Anatomy of a dud single: a patchwork lyric of place-filler phrases; a monotonous one-line chorus that wears on the nerves because it’s repeated so damn much; a would-be soul groove that, after a mildly inspiring start, seems to just skip in place; and some woeful backing vocals (I mean, you’re cutting a rock & roll single, guys—give it some zing: you sound like a bunch of conscripts). Pronounced dead on arrival the moment it was released.
“Do Anything You Say” is one of Bowie’s last soul-influenced compositions and one of his most inconsequential releases—it’s notable only for marking the full stop to a style Bowie never mastered and finally abandoned. (Pye was one of the major Northern Soul labels, so perhaps the label wanted Bowie to try his hand at something more uptempo and dance-oriented.)

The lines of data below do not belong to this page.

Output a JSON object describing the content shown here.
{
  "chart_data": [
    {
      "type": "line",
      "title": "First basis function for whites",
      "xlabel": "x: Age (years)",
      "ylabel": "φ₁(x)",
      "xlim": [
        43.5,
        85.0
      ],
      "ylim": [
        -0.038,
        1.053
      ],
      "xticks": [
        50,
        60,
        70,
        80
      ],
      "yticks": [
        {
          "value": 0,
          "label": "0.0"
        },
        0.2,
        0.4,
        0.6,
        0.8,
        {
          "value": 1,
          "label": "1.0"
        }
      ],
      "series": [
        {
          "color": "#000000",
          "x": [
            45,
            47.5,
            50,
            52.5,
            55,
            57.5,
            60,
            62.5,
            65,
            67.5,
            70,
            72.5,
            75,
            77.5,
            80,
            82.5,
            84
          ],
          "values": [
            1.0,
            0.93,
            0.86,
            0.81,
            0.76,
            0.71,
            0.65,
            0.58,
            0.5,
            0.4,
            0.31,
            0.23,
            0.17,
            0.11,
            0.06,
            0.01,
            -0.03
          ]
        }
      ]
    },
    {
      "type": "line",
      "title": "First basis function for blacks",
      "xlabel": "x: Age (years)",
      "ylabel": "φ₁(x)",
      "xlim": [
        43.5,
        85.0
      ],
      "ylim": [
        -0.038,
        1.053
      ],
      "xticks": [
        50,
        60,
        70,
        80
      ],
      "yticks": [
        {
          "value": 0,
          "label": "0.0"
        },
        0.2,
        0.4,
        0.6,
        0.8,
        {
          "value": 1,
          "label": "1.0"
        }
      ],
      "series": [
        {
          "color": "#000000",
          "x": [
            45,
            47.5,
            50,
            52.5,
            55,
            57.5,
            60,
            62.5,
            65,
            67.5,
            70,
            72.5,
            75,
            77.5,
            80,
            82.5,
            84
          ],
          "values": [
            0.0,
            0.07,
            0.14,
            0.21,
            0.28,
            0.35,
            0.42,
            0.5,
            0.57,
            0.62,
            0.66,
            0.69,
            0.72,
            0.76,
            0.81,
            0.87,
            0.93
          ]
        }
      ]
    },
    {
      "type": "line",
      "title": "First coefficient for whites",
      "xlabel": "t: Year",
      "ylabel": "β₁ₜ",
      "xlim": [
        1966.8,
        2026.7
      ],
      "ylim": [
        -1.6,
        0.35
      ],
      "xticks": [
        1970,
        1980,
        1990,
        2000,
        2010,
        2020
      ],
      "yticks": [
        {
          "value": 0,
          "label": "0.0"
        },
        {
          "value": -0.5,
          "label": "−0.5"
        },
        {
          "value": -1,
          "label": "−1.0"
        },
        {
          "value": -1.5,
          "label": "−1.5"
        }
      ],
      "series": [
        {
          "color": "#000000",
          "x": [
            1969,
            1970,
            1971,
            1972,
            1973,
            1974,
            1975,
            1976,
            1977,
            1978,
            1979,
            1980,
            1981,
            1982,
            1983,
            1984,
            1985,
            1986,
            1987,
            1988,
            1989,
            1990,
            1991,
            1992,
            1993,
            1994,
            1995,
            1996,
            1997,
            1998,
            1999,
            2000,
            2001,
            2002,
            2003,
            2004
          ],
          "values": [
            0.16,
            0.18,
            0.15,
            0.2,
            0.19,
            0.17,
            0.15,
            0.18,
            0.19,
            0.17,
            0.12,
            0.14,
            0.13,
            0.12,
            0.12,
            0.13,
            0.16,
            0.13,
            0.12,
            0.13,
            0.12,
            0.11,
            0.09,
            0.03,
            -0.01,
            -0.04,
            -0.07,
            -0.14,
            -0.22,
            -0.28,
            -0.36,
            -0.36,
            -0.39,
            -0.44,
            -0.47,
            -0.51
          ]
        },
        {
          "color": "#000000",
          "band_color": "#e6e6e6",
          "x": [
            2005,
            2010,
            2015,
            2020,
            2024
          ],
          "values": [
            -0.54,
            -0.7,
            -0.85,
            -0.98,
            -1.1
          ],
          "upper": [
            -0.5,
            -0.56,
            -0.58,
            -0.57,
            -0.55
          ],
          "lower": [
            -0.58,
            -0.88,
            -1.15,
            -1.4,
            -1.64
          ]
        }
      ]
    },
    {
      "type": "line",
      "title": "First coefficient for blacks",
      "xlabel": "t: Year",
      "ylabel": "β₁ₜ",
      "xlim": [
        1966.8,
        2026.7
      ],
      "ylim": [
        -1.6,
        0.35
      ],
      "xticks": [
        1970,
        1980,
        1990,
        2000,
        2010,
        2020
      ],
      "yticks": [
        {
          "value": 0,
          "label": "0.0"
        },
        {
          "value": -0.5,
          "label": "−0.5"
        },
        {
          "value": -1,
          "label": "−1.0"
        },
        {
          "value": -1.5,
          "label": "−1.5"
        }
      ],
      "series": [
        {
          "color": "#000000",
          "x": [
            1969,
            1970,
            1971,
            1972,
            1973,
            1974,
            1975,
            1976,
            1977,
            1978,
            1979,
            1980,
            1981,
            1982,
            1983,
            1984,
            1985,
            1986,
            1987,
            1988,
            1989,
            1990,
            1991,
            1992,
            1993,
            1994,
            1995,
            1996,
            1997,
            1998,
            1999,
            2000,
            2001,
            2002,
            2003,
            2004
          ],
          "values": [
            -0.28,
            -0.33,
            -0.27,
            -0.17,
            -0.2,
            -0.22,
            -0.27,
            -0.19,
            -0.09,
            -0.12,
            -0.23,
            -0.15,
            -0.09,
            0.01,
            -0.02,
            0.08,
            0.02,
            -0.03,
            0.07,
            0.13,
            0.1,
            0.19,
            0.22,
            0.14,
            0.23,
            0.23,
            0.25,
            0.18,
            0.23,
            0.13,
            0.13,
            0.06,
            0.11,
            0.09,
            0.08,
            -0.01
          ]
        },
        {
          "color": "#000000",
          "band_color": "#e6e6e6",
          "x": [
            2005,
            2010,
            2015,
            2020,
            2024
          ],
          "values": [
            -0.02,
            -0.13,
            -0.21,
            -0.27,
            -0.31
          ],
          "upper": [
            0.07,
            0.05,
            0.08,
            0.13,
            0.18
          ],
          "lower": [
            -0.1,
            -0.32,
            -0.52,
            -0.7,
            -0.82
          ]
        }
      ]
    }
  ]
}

The backing band is Bowie’s latest collection—The Buzz, consisting of John Hutchinson (lead guitarist, who would become one of Bowie’s closest collaborators in the late ’60s), Derek Fearnley (b), John Eager (d) and Derek Bayes (organ). They sound pretty much interchangeable with the ill-fated Lower Third and a frustrated Tony Hatch would replace them with session players for Bowie’s next single.

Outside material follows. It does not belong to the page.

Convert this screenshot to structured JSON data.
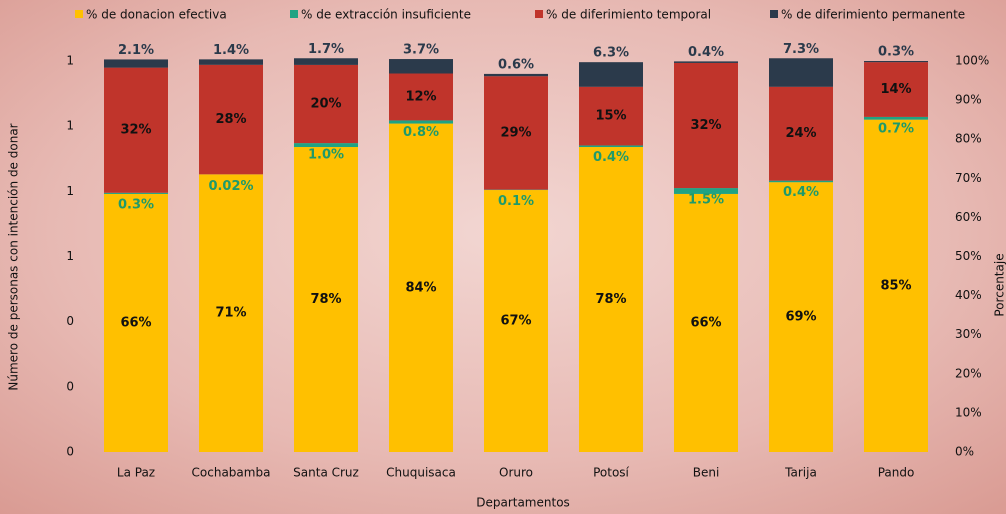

Recorded 7 March 1966 and released as Pye 17079 on 1 April 1966 (Pye Singles).
The mixes on Early On and I Dig Everything are clearly different- which is the one that was actually released as the single?
early on
There’s something sort of interesting about how disinterested the backing vocals are. It doesn’t work at all, but there’s the glimmer of something interesting and original in there.